Dans le cadre de cet examen parlementaire, le Comité formule 19 recommandations de modification de la loi fédérale en s’appuyant sur une analyse d’une centaine de pages. À la lecture du rapport, on peut toutefois s’étonner de voir autant de références au système européen : l’« Union européenne » est citée pas moins de 25 fois, tandis que l’occurrence « RGPD » (pour Règlement général sur la protection des données) se retrouve à 36 reprises. La nouvelle réglementation européenne en matière de protection des données personnelles est assurément un incontournable, mais on parle bien du Canada ayant sa propre histoire et ses propres spécificités en matière de vie privée. Plus avant, il faut garder à l’esprit le proverbe bien connu « qui veut imiter la démarche de l’autre ne fait que perdre la sienne ». Cela dit, le rapport présente toutefois des pistes de réflexion fort intéressantes, notamment quant au développement « responsable » de l’intelligence artificielle. C’est sur ces « plus » et ces « moins » que nous aimerions insister.

Réflexion constructive

Entendons-nous : il n’est pas interdit de parler, voire même de s’inspirer, de la réglementation européenne, qui est particulièrement audacieuse et originale, il faut bien l’admettre. La nuance est toutefois mince entre « s’inspirer » et « copier-coller ». En l’occurrence, le rapport propose une réflexion certes constructive, mais l’analyse apparaît parfois presque mécanique, comme s’il fallait nécessairement faire un effort de type « check-the-box » entre le droit canadien et le droit européen. La plupart des recommandations recoupent ainsi des concepts qui sont mis en avant dans la réglementation européenne. Il faudrait ainsi modifier le droit canadien pour tenir compte des intérêts d’affaires légitimes, des nuances entre anonymisation et pseudonymisation, du consentement des mineurs, de la portabilité des données, du droit à l’effacement et au déréférencement ou encore des notions de Privacy by Design et de Privacy by Default.

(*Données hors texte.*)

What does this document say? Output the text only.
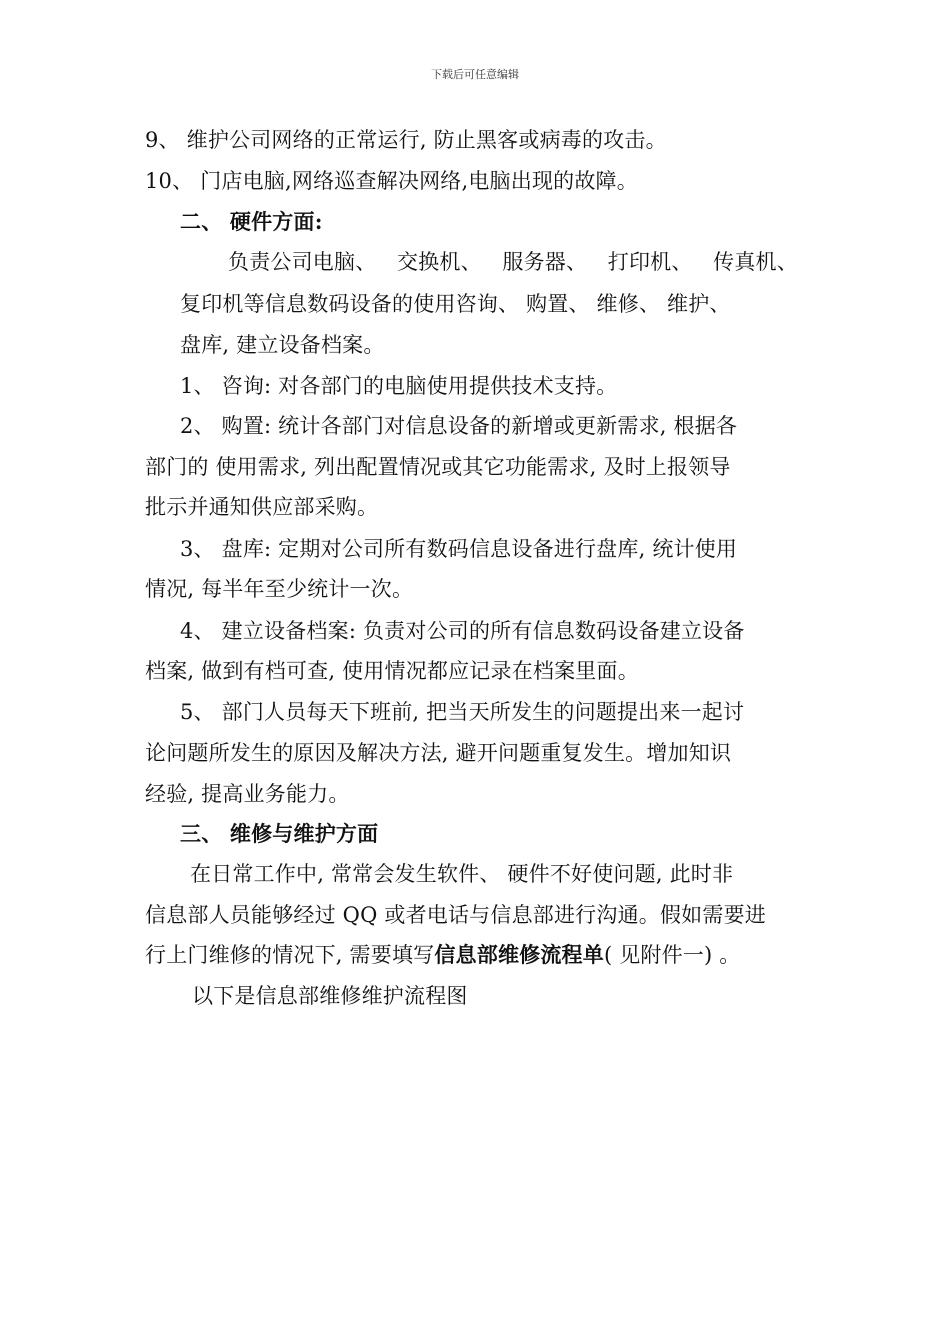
下载后可任意编辑
9、 维护公司网络的正常运行, 防止黑客或病毒的攻击。
10、 门店电脑,网络巡查解决网络,电脑出现的故障。
二、 硬件方面:
负责公司电脑、 交换机、 服务器、 打印机、 传真机、
复印机等信息数码设备的使用咨询、 购置、 维修、 维护、
盘库, 建立设备档案。
1、 咨询: 对各部门的电脑使用提供技术支持。
2、 购置: 统计各部门对信息设备的新增或更新需求, 根据各
部门的 使用需求, 列出配置情况或其它功能需求, 及时上报领导
批示并通知供应部采购。
3、 盘库: 定期对公司所有数码信息设备进行盘库, 统计使用
情况, 每半年至少统计一次。
4、 建立设备档案: 负责对公司的所有信息数码设备建立设备
档案, 做到有档可查, 使用情况都应记录在档案里面。
5、 部门人员每天下班前, 把当天所发生的问题提出来一起讨
论问题所发生的原因及解决方法, 避开问题重复发生。增加知识
经验, 提高业务能力。
三、 维修与维护方面
在日常工作中, 常常会发生软件、 硬件不好使问题, 此时非
信息部人员能够经过 QQ 或者电话与信息部进行沟通。假如需要进
行上门维修的情况下, 需要填写信息部维修流程单( 见附件一) 。
以下是信息部维修维护流程图
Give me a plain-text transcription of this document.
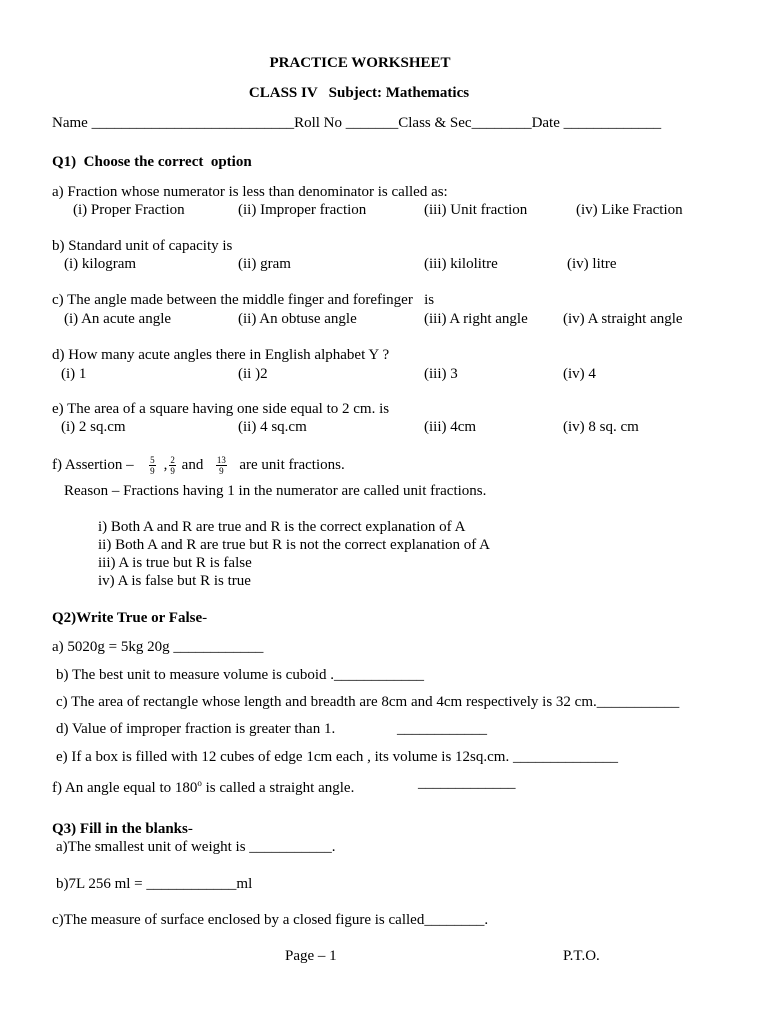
PRACTICE WORKSHEET
CLASS IV   Subject: Mathematics
Name ___________________________Roll No _______Class & Sec________Date _____________
Q1)  Choose the correct  option
a) Fraction whose numerator is less than denominator is called as:
(i) Proper Fraction	(ii) Improper fraction	(iii) Unit fraction	(iv) Like Fraction
b) Standard unit of capacity is
(i) kilogram	(ii) gram	(iii) kilolitre	(iv) litre
c) The angle made between the middle finger and forefinger   is
(i) An acute angle	(ii) An obtuse angle	(iii) A right angle (iv) A straight angle
d) How many acute angles there in English alphabet Y ?
(i) 1	(ii )2	(iii) 3	(iv) 4
e) The area of a square having one side equal to 2 cm. is
(i) 2 sq.cm	(ii) 4 sq.cm	(iii) 4cm	(iv) 8 sq. cm
f) Assertion – $\frac{5}{9}$ , $\frac{2}{9}$ and $\frac{13}{9}$ are unit fractions.
Reason – Fractions having 1 in the numerator are called unit fractions.
i) Both A and R are true and R is the correct explanation of A
ii) Both A and R are true but R is not the correct explanation of A
iii) A is true but R is false
iv) A is false but R is true
Q2)Write True or False-
a) 5020g = 5kg 20g ____________
b) The best unit to measure volume is cuboid .____________
c) The area of rectangle whose length and breadth are 8cm and 4cm respectively is 32 cm.___________
d) Value of improper fraction is greater than 1.	____________
e) If a box is filled with 12 cubes of edge 1cm each , its volume is 12sq.cm. ______________
f) An angle equal to 180$^o$ is called a straight angle.	_____________
Q3) Fill in the blanks-
a)The smallest unit of weight is ___________.
b)7L 256 ml = ____________ml
c)The measure of surface enclosed by a closed figure is called________.
Page – 1	P.T.O.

Les Européens n’ont évidemment pas l’apanage de ces différentes idées, il n’en demeure pas moins qu’un sentiment de « voie unique » se dégage de ce rapport. À ce stade, il faut noter qu’en matière de flux transfrontaliers de données, la notion du caractère « adéquat » (ou équivalent) des protections accordées aux renseignements personnels est un enjeu crucial. En ce sens, le rapport y consacre une partie importante, et ce, à juste titre. Cependant, la quête du Graal « adéquation » ne signifie certainement pas que l’approche canadienne puisse être dictée ipso facto par l’Union européenne.

Cela étant dit, soulignons toutefois que le rapport contient des développements plus novateurs que d’autres, notamment quant aux pouvoirs d’exécution du Commissaire à la protection de la vie privée ou encore à l’étude de l’approche états-unienne. Ce constat se vérifie particulièrement concernant les enjeux de l’intelligence artificielle. Le Comité exhorte ainsi le gouvernement du Canada à « envisager la prise de mesures visant à améliorer la transparence algorithmique ». À l’heure où les projets et réussites se multiplient au Canada dans ce secteur, particulièrement à Montréal, et compte tenu du besoin criant de sécurité juridique pour tous les intervenants, y compris les entreprises innovantes, cette recommandation fait jaillir une lueur d’espoir. Elle doit maintenant s’accompagner de véritables discussions sur le plan éthique, tout en s’inscrivant dans un cadre normatif équilibré et compétitif. L’intelligence artificielle ne doit pas opposer, mais bien rassembler toutes les parties prenantes.

Au bout du compte, le modèle canadien de protection des renseignements personnels doit tracer sa propre voie, trouver son propre équilibre. À ce chapitre, peut-être convient-il de mieux considérer les propos du législateur (lui-même !) qui se retrouvent dans la loi fédérale, soit de tenir compte du droit des individus à la vie privée et du besoin des organisations de traiter des renseignements personnels dans une ère où la technologie modifie la donne.